بررسی نقش تحمل آشفتگی و فوریت منفی در رفتار غذایی پرخوری در میان زنان
|کد مقاله||سال انتشار||مقاله انگلیسی||ترجمه فارسی||تعداد کلمات|
|76391||2014||7 صفحه PDF||سفارش دهید||6053 کلمه|
Publisher : Elsevier - Science Direct (الزویر - ساینس دایرکت)
Journal : Eating Behaviors, Volume 15, Issue 3, August 2014, Pages 483–489
The current study examined whether distress tolerance and negative urgency moderate the link between depressive symptoms and binge eating frequency, and between disordered eating attitudes and binge eating frequency. Young adult women (N = 186) completed questionnaires assessing depressive symptoms, cognitive restraint, eating, shape and weight concerns, distress tolerance, impulsivity (including negative urgency), and binge eating. After controlling for body mass index, race/ethnicity, and other domains of impulsivity, negative urgency was significantly associated with binge eating above and beyond the influence of disordered eating attitudes and depressive symptoms. Distress tolerance, in contrast, was not associated with binge eating.
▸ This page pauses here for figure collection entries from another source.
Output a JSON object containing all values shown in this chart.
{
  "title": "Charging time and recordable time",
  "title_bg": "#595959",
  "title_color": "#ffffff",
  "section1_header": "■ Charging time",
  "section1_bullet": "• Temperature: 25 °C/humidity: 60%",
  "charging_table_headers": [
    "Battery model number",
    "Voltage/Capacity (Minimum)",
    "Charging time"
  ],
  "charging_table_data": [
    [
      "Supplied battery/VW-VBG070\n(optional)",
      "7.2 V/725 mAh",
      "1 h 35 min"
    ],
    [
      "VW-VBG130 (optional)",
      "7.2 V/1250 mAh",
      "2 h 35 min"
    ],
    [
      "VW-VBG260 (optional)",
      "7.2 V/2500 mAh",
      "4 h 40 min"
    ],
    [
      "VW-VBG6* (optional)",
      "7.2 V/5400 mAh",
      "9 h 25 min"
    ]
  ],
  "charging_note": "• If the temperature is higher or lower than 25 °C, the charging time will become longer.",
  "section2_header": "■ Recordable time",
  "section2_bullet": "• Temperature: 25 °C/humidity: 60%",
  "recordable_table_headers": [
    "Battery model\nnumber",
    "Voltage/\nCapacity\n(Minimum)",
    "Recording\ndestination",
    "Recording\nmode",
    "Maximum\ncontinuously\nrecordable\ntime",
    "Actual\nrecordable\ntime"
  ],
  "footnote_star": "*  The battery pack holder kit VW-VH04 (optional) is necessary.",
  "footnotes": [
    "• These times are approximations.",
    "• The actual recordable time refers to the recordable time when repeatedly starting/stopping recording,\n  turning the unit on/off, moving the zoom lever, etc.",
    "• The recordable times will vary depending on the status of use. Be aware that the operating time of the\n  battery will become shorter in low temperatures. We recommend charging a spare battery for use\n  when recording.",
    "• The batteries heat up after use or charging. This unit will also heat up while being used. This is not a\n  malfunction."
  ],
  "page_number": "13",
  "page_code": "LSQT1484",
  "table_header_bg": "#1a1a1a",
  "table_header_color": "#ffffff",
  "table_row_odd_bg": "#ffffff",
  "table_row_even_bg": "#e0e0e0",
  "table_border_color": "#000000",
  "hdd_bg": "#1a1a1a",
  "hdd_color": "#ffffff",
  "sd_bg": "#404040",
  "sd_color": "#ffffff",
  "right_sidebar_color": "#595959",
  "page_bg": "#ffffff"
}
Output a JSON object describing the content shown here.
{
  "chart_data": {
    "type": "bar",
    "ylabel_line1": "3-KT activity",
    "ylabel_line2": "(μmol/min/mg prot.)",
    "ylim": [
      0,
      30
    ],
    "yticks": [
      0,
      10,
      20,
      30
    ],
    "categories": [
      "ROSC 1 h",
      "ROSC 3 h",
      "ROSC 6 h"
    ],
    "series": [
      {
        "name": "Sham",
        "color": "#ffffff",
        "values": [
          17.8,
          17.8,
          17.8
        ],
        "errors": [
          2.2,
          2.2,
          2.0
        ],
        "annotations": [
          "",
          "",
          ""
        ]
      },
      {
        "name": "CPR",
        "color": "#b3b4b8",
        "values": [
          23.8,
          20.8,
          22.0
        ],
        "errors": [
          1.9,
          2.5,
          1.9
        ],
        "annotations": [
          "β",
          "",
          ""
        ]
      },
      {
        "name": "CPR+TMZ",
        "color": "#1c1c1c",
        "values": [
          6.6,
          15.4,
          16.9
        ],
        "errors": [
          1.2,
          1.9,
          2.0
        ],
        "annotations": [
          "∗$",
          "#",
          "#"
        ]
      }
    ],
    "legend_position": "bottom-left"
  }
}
In addition, neither negative urgency nor distress tolerance moderated the associations between disordered eating attitudes and binge eating frequency, or between depressive symptoms and binge eating. Results support the additive role of difficulties responding adaptively to distress in binge eating frequency, above and beyond the influence of emotional distress. Findings highlight the potential value of focusing on negative urgency in targeted treatments for binge eating among women. Importantly, results from the current study differ from those of previous research; these discrepancies could be the result of variations in sample characteristics and approaches to the assessment of binge eating behavior. Additional research, including longitudinal studies and research using “real-time” assessment strategies, such as ecological momentary assessment, is necessary to elucidate further the role of various emotion regulation strategies in maintaining binge eating behavior in adult women.